The mold is not blue, it's white. It looks very much like spider webbing.

The water level was just a tad bit above the surface of the AquaSoil at the bottom of the slant. After the first day I removed enough water to make it flush with the surface.


----------



## GhostMantis (May 20, 2010)

It looks like the plants with the mold on them are already beginning to melt :icon_mad:


----------



## Eden Marel (Jan 28, 2010)

I had that problem too when I tried, gave up and just made my carpet the wet way.


----------



## csmith (Apr 22, 2010)

Make a 4 part distilled water to 1 parts Hydrogen Peroxide mixture. Spray the moldly areas. You'll hear a fizz just like when you put the stuff on cuts.

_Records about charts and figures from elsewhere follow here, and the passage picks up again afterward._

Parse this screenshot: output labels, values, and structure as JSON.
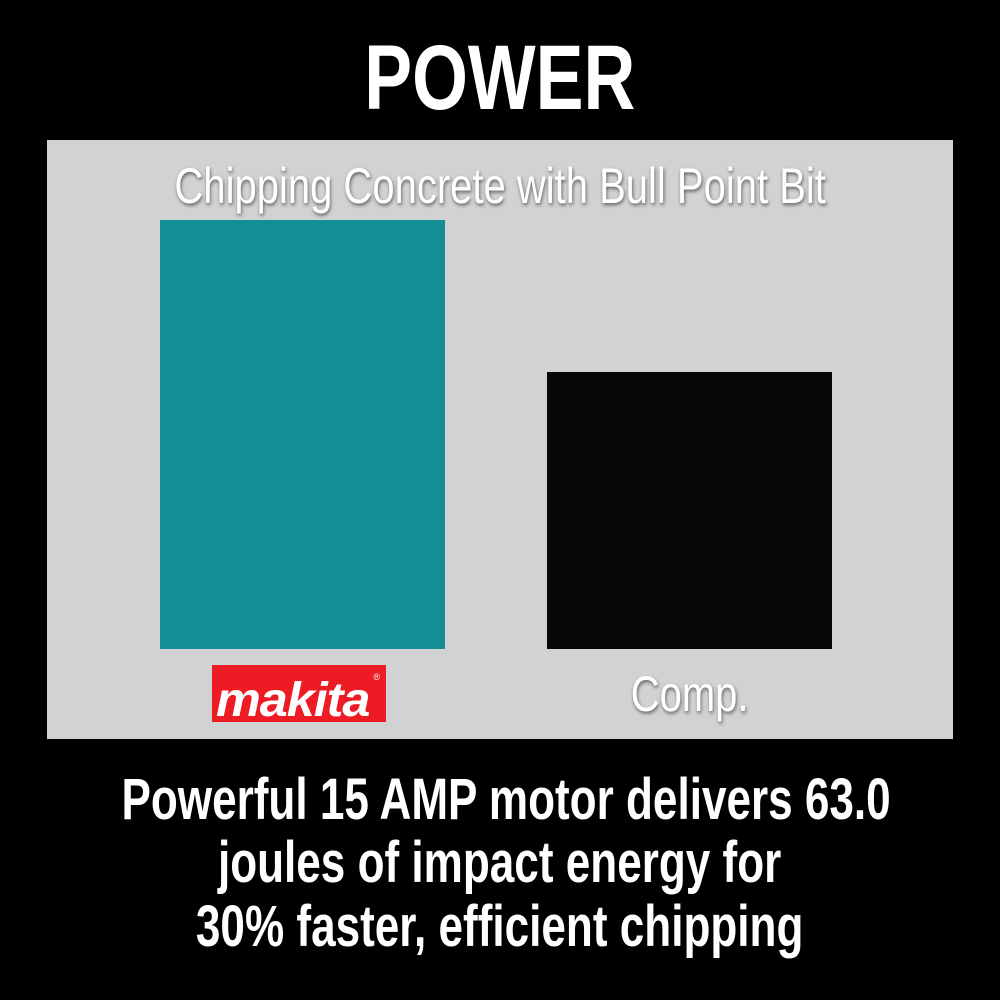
{
  "title": "POWER",
  "chart_data": {
    "type": "bar",
    "title": "Chipping Concrete with Bull Point Bit",
    "categories": [
      "Makita",
      "Comp."
    ],
    "values": [
      1.0,
      0.645
    ],
    "value_unit": "relative (no axis printed)",
    "colors": [
      "#138e97",
      "#050708"
    ],
    "grid": false,
    "legend": "none"
  },
  "logo": {
    "text": "makita",
    "color": "#ed1c24"
  },
  "comp_label": "Comp.",
  "footer": {
    "lines": [
      "Powerful 15 AMP motor delivers 63.0",
      "joules of impact energy for",
      "30% faster, efficient chipping"
    ]
  },
  "colors": {
    "background": "#000000",
    "panel": "#d1d2d4",
    "text": "#ffffff"
  }
}
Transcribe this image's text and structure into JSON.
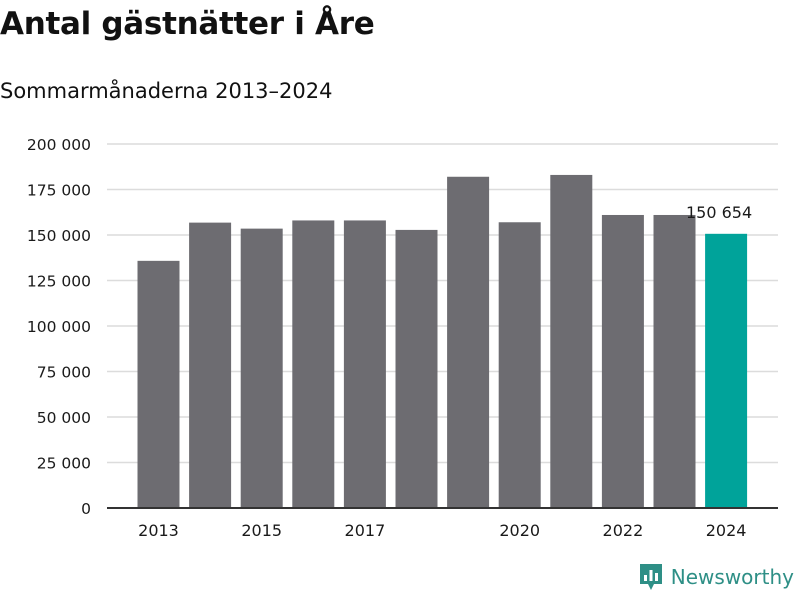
{
  "title": "Antal gästnätter i Åre",
  "subtitle": "Sommarmånaderna 2013–2024",
  "brand": {
    "name": "Newsworthy",
    "color": "#2e8f86",
    "icon": "newsworthy-bar-chart-logo-icon"
  },
  "colors": {
    "bar": "#6d6c71",
    "highlight": "#00a39a",
    "grid": "#dcdcdc",
    "axis": "#333333",
    "text": "#1a1a1a"
  },
  "chart_data": {
    "type": "bar",
    "categories": [
      "2013",
      "2014",
      "2015",
      "2016",
      "2017",
      "2018",
      "2019",
      "2020",
      "2021",
      "2022",
      "2023",
      "2024"
    ],
    "values": [
      135800,
      156800,
      153500,
      158000,
      158000,
      152800,
      182000,
      157000,
      183000,
      161000,
      161000,
      150654
    ],
    "highlight_index": 11,
    "data_label": {
      "index": 11,
      "text": "150 654"
    },
    "x_tick_labels": [
      "2013",
      "2015",
      "2017",
      "2020",
      "2022",
      "2024"
    ],
    "y_ticks": [
      0,
      25000,
      50000,
      75000,
      100000,
      125000,
      150000,
      175000,
      200000
    ],
    "y_tick_labels": [
      "0",
      "25 000",
      "50 000",
      "75 000",
      "100 000",
      "125 000",
      "150 000",
      "175 000",
      "200 000"
    ],
    "ylim": [
      0,
      200000
    ],
    "grid": true,
    "xlabel": "",
    "ylabel": ""
  }
}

I just finished my HC DSM in a 55 and had to do this to get rid of the mold.


----------



## zdnet (Aug 13, 2010)

To avoid mold, one thing to try is inserting an airline tubing and continuously pump a small amount of air into the tank.


----------



## Centromochlus (May 19, 2008)

There was a bunch of that stuff over my java ferns when i tried growing them emersed. It eventually disappeared, and it's not harmful to the plant. It looked like this:


----------



## GhostMantis (May 20, 2010)

After removing the plastic wrap, the mold seems to have cleared up a little. I think I'm going to keep it off and just mist the tank more frequently. Although I'm worried about the light drying out the substrate too much while I'm at work, especially on the "hills".


----------



## fresh.salty (Jul 2, 2010)

I tilted the tank to try and level out the water in the substrate but it was only 3g. Instead of plastic wrap I had a piece of glass on top that allowed some moisture to escape.


----------



## Armonious (Aug 16, 2010)

One thing that I just though of that you could possibly try out would be placing the tank with the saran wrap off like you already have, but also put a small humidifier next to it, with the outlet directed towards the tank. 

I would imagine that would deter evaporation, and maybe add more moisture depending on the setup.


----------